Da relação degenerada entre Sadako e seu abusador/amante Imamura passa a se aprofundar no personagem do rapaz, um infeliz que perdeu o pai na guerra e viu a mãe se prostituir para criá-lo e ainda por cima sofre de uma grave doença no coração que pode matá-lo a qualquer momento. Mas o diretor não poupa ninguém, não tem pena de seus personagens, não existe nenhum tipo bom, puro ou nobre. Imamura não faz julgamentos morais, apenas mostra o ser humano como corrompido e incapaz. Todos são vis, frágeis, agressivos, opressores ou vítimas. O abusador de Sadako nada mais é do que um fraco, um ladrão e estuprador que busca desculpas para seus crimes para tentar ser menos infeliz, um homem que abusa das abjeções da misoginia para fugir de seus tormentos. Após uma série de conflitos violentos, do desespero, das dúvidas, dos medos, da fraqueza, da incapacidade de seguir seus planos e intenções que movem todos os personagens de ‘Desejo Profano’, Imamura fecha o filme com um cínico e frágil processo de empoderamento de Sadako, que consegue pequenas conquistas, mas que a manterão sempre longe de uma completude existencial e com sua subjetividade constantemente reprimida. Os alentos que Imamura dá a seus tipos são vislumbres de autodeterminação, eles nunca escaparão da condenação, do anulamento e dos sofrimentos a que estão marcados.

Shohei Imamura discute todas essas questões por meio de uma mise-en-scéne primorosa que pulsa energia e vigor. O diretor é frontal, constrói o quadro para explorar ao máximo as intensidades e a fúria dramática de seus planos e deixar tudo na superfície da tela, na cara do espectador. Imamura compõe o quadro em sua totalidade, usa o scope como poucos, abusa das ações, dos elementos dramáticos e da presença dos personagens nas bordas dos quadros, cria conflitos entre os primeiros planos – filmados em closes radicais e ampliados pelo uso das distorções de lentes como a grande angular – e os planos de fundo – trabalhados com o esmero em que usa a profundidade de campo e suas potências dentro da janela em scope. Imamura explora ao máximo os movimento dentro do quadro e os contatos físicos entre os personagens, mexe a câmera com vigor, com movimentos intensos e bruscos, travellings com a câmera na mão e intercala tudo isso com enquadramentos inusitados em que posiciona a câmera e usa as possibilidades de captação de diversos tipos de lente para criar distorções que ampliam a sensação de desordem dramática e a relação caótica entre os tipos, os objetos e os ambientes na tela.

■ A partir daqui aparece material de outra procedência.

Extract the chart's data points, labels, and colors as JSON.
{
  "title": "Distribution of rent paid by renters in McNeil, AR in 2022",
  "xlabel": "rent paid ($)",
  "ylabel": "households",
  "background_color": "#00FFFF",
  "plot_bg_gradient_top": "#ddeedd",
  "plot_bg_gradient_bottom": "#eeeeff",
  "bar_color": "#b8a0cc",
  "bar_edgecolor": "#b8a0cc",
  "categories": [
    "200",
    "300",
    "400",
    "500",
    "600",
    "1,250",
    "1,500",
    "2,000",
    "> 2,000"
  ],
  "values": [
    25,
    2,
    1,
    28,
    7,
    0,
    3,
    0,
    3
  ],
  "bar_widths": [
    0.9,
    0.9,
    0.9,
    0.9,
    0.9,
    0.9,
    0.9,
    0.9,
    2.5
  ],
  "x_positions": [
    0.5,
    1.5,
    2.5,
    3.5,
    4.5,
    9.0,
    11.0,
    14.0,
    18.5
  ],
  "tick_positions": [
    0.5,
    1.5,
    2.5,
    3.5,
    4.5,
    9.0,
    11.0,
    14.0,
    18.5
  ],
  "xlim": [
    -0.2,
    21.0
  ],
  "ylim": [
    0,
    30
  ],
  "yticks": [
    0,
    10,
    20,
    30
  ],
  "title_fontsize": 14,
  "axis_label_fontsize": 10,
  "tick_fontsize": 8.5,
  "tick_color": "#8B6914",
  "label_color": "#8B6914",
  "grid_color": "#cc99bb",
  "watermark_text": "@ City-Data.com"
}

'Desejo Profano'Suas narrativas são fragmentadas, repletas de elipses bruscas, de digressões e flashbacks, de pensamentos dos personagens que surgem como falas em off, de momentos oníricos, de imagens congeladas sobrepostas às falas, de uma evolução dramática baseada na autonomia da significação de cada plano em relação ao todo narrativo. Imamura busca muito mais o sensorial e a força das imagens e das ações dentro de cada sequência do que uma unidade de evolução narrativa clássica. Imamura faz um cinema da intensidade, filma e constrói suas imagens com fúria e transforma tudo em um discurso ácido e direto potencializado pela força imagética de suas composições.

Imamura recria o caos do real e expõe suas entranhas como se o rasgasse a faca através das pulsões que constrói por meio da decupagem, da mise-en-scéne, da evolução narrativa, das modulações dramáticas das cenas e da montagem. O crítico e cineasta Jairo Ferreira escreveu uma das mais interessantes e originais análises sobre sua obra: “No cinema de Imamura apenas conta a energia que comanda a sobrevivência. Ele tem os pés em terra firme. É um desmistificador. Seus personagens dão o máximo e não alcançam o mínimo. É a condição humana. É a chama que não se apaga. São as cinzas fornecendo energia para uma nova abertura, onde o pesadelo será dilacerado, o absurdo elucidado, o cotidiano compreendido.”